Steps to reproduce the behavior:

  1. Copy examples/complete to a new terraform configuration.
  2. Change the following variables in fixtures.us-east-2.tfvars:
engine = "postgresql"
engine_version = "9.6.18"
major_engine_version = "9.6" # or set to empty string
db_parameter_group = "postgres9.6"
  1. Run the plan terraform plan -var-file="fixtures.us-east-2.tfvars". Observe that...
resource "aws_db_option_group" "default" {
     ...
     engine_name              = "postgres"
     major_engine_version     = "9"
     ...
}
  1. Apply the configuration with terraform apply -var-file="fixtures.us-east-2.tfvars
  2. See error

Environment (please complete the following information):

Anything that will help us triage the bug will help. Here are some ideas:

  • OS: OSX
  • cloudeposse/terraform-aws-rds v0.26.0
  • terraform v0.12.29

JCFerrerG avatar Dec 17 '20 15:12 JCFerrerG

Actually, my expectation that the major_engine_version follow a pattern of x.x like 9.6 is inconsistent with the assumptions that were implemented in https://github.com/cloudposse/terraform-aws-rds/pull/42 (which expects that version to be a single number).

Open questions:

  • What is the pattern for major version on DB option groups?
  • Is that pattern consistent for different versions of postgres?

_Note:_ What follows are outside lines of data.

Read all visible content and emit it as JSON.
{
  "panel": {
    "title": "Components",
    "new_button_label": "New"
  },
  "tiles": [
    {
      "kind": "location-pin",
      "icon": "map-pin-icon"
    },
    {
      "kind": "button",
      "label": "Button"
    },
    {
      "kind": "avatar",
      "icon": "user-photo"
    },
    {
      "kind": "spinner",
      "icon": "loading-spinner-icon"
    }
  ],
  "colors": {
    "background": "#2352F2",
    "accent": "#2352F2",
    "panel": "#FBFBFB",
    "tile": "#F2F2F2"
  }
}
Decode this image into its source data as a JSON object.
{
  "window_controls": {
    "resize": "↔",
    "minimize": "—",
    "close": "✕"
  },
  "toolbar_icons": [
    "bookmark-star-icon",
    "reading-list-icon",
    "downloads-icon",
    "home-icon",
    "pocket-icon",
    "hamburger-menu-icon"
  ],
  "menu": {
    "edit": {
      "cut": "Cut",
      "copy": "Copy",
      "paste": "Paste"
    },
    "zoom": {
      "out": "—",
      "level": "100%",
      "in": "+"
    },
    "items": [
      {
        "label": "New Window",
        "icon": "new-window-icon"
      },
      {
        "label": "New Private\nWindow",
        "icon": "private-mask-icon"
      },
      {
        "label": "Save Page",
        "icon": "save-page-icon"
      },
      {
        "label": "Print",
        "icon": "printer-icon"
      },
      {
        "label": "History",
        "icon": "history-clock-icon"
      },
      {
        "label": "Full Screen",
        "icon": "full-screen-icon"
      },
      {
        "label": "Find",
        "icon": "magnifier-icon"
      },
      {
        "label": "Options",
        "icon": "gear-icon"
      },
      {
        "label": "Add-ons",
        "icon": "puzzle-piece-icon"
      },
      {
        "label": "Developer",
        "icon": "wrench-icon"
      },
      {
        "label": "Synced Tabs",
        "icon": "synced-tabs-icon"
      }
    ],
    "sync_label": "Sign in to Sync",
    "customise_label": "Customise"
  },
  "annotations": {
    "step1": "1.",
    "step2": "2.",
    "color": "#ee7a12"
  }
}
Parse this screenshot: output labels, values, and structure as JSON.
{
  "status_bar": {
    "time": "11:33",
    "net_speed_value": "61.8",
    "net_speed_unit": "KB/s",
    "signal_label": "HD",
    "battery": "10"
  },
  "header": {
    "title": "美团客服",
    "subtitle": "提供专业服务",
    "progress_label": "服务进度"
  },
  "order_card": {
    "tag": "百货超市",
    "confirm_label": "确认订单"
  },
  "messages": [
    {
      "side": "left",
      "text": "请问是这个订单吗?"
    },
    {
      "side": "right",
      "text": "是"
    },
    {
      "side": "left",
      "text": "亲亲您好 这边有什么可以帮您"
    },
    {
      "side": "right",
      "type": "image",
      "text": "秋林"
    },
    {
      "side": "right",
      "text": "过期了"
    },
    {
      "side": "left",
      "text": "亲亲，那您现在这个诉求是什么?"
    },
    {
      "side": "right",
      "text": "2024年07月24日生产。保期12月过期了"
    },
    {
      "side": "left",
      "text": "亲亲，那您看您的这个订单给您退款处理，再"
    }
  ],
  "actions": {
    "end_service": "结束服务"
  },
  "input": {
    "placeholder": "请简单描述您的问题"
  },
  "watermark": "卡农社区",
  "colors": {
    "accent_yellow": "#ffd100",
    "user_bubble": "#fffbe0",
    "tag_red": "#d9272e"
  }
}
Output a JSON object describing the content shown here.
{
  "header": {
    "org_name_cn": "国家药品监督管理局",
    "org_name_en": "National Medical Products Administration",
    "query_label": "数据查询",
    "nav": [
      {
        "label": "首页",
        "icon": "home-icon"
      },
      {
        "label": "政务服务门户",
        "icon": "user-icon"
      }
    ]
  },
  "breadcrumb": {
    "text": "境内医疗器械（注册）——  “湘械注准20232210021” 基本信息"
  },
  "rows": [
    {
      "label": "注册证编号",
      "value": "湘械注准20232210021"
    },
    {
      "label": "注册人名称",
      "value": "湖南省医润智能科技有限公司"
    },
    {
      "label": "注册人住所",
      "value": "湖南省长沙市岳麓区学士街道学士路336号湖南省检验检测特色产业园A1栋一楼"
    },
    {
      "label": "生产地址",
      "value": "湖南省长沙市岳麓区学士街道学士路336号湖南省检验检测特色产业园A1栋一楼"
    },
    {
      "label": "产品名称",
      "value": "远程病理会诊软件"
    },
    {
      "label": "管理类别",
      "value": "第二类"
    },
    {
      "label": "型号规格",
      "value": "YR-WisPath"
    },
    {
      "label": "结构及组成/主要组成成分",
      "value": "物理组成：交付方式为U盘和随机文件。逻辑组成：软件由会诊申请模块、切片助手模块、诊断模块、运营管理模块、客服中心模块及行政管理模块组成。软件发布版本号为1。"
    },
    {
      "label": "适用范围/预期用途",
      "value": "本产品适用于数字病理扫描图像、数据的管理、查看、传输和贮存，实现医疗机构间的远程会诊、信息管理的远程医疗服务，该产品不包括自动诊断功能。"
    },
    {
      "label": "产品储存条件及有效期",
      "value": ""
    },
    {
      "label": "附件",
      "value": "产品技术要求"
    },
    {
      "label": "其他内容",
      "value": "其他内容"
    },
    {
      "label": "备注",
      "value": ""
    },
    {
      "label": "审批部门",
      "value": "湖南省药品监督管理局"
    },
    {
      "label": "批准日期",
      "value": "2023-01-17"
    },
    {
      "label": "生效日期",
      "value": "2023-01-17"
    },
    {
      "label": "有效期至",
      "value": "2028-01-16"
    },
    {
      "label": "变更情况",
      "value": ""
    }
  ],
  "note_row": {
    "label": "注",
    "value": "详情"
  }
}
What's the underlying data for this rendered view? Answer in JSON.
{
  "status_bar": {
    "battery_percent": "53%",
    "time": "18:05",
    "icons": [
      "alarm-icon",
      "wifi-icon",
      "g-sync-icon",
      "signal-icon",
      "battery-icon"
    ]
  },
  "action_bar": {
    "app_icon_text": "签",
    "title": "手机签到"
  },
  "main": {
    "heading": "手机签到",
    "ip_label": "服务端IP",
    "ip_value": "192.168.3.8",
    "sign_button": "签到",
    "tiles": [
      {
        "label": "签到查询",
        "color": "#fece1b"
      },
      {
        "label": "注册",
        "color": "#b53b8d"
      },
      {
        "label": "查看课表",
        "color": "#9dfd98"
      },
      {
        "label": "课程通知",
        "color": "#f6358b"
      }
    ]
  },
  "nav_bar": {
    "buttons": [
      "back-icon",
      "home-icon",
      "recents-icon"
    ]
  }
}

Maybe it is infeasible to calculate major_engine_version consistently?

If that's the case, I might suggest making major_engine_version required and removing the ability to calculate it (as is the case with aws_db_option_group).

For now, I'll be specifying the var.major_engine_version like in this example: https://github.com/JCFerrerG/terraform-aws-rds/commit/bfd31510dbfe86211a616505fbac6980bfee223a

JCFerrerG avatar Dec 17 '20 16:12 JCFerrerG

If it's of use, we're using a different way to calculate this internally:

# leave the regex open ended, Aurora, Oracle and SQLServer can all contain characters
version_parts = regex("^(?P<major>[0-9]+)(?:\\.(?P<minor>[0-9]+))?", var.engine_version)
version_parts_number = {
  major = tonumber(local.version_parts["major"])
}
is_postgres                  = var.engine == "postgres"
uses_shorthand_major_version = local.is_postgres && local.version_parts_number["major"] >= 10

computed_major_engine_version = local.uses_shorthand_major_version ? local.version_parts["major"] : "${local.version_parts["major"]}.${local.version_parts["minor"]}"
major_engine_version          = var.major_engine_version == "" ? local.computed_major_engine_version : var.major_engine_version

It's working for postgres 9.6, 11, and 12. Feel free to use it here. We're also using this to set aws_db_instance.engine_version, so we don't get state changes whenever an auto-minor update happens.

while the comment talks about other databases, this has only been tested with Postgres. Looking at the docs for sqlserver and oracle, it should still work as expected.